18. The account accepted in the second Decision Notice may or may not be accurate. If it was indeed calculated in that manner, and “on the hoof”, then it is certainly difficult to see how the information could be “held” by the public authority. However, the finding in the Commissioner’s previous Decision Notice in Request 1 (FS50310644) at least cast some doubt on that explanation. It is possible, I suppose, that the two statements are not in conflict. It may be that the statement in the first Decision Notice was simply a shorthand way of describing what was described in the second Decision Notice in a little more detail.
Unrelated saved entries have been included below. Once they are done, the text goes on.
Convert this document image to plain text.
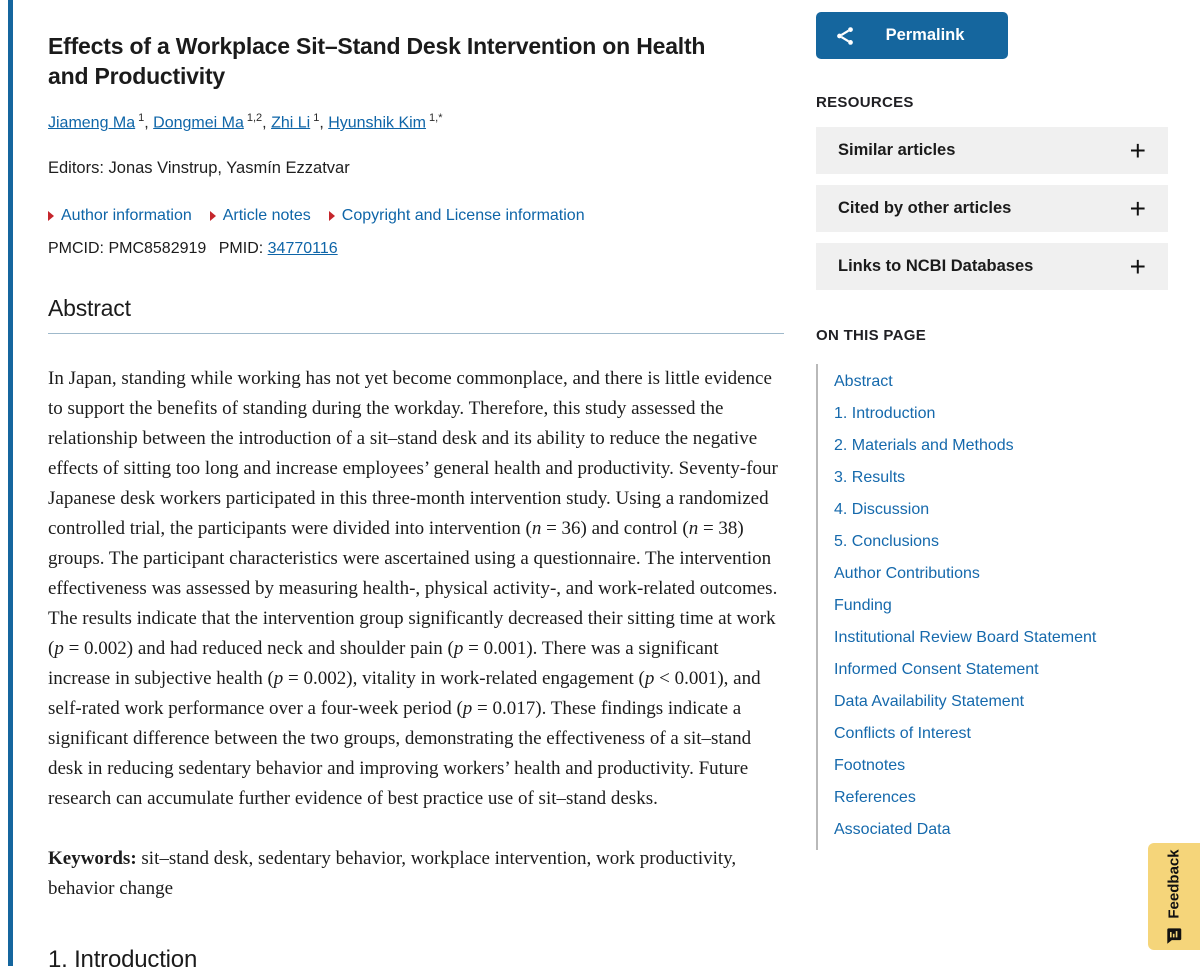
Effects of a Workplace Sit–Stand Desk Intervention on Health and Productivity
Jiameng Ma $^1$, Dongmei Ma $^{1,2}$, Zhi Li $^1$, Hyunshik Kim $^{1,*}$
Editors: Jonas Vinstrup, Yasmín Ezzatvar
Author information Article notes Copyright and License information
PMCID: PMC8582919 PMID: 34770116
Abstract

In Japan, standing while working has not yet become commonplace, and there is little evidence to support the benefits of standing during the workday. Therefore, this study assessed the relationship between the introduction of a sit–stand desk and its ability to reduce the negative effects of sitting too long and increase employees’ general health and productivity. Seventy-four Japanese desk workers participated in this three-month intervention study. Using a randomized controlled trial, the participants were divided into intervention (n = 36) and control (n = 38) groups. The participant characteristics were ascertained using a questionnaire. The intervention effectiveness was assessed by measuring health-, physical activity-, and work-related outcomes. The results indicate that the intervention group significantly decreased their sitting time at work (p = 0.002) and had reduced neck and shoulder pain (p = 0.001). There was a significant increase in subjective health (p = 0.002), vitality in work-related engagement (p < 0.001), and self-rated work performance over a four-week period (p = 0.017). These findings indicate a significant difference between the two groups, demonstrating the effectiveness of a sit–stand desk in reducing sedentary behavior and improving workers’ health and productivity. Future research can accumulate further evidence of best practice use of sit–stand desks.

Keywords: sit–stand desk, sedentary behavior, workplace intervention, work productivity, behavior change

1. Introduction
Permalink
RESOURCES
Similar articles	+
Cited by other articles	+
Links to NCBI Databases	+
ON THIS PAGE
Abstract
1. Introduction
2. Materials and Methods
3. Results
4. Discussion
5. Conclusions
Author Contributions
Funding
Institutional Review Board Statement
Informed Consent Statement
Data Availability Statement
Conflicts of Interest
Footnotes
References
Associated Data
Feedback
However, undoubtedly one reading of the statement in the first Decision Notice is that it referred to documentary information held by the public authority.

 

19. As such, there was then plainly a contested issue of fact to be resolved and it is difficult to see how the appellant’s case was one where there was simply “no reasonable prospect of the appeal being successful”. It may not have been a strong case – whether or not that was so would depend on the outcome of the evidence being tested – but it was not a hopeless case. Rather, this was a case where there was, as Maurice Kay LJ put it, “a crucial core of disputed facts in this case that is not susceptible to determination otherwise than by hearing and evaluating the evidence”.

 

Conclusion

20. I therefore conclude that this appeal must be allowed. The FTT’s strike out ruling is set aside and the case is sent back to the FTT for hearing. A FTT judge will doubtless give directions for the hearing.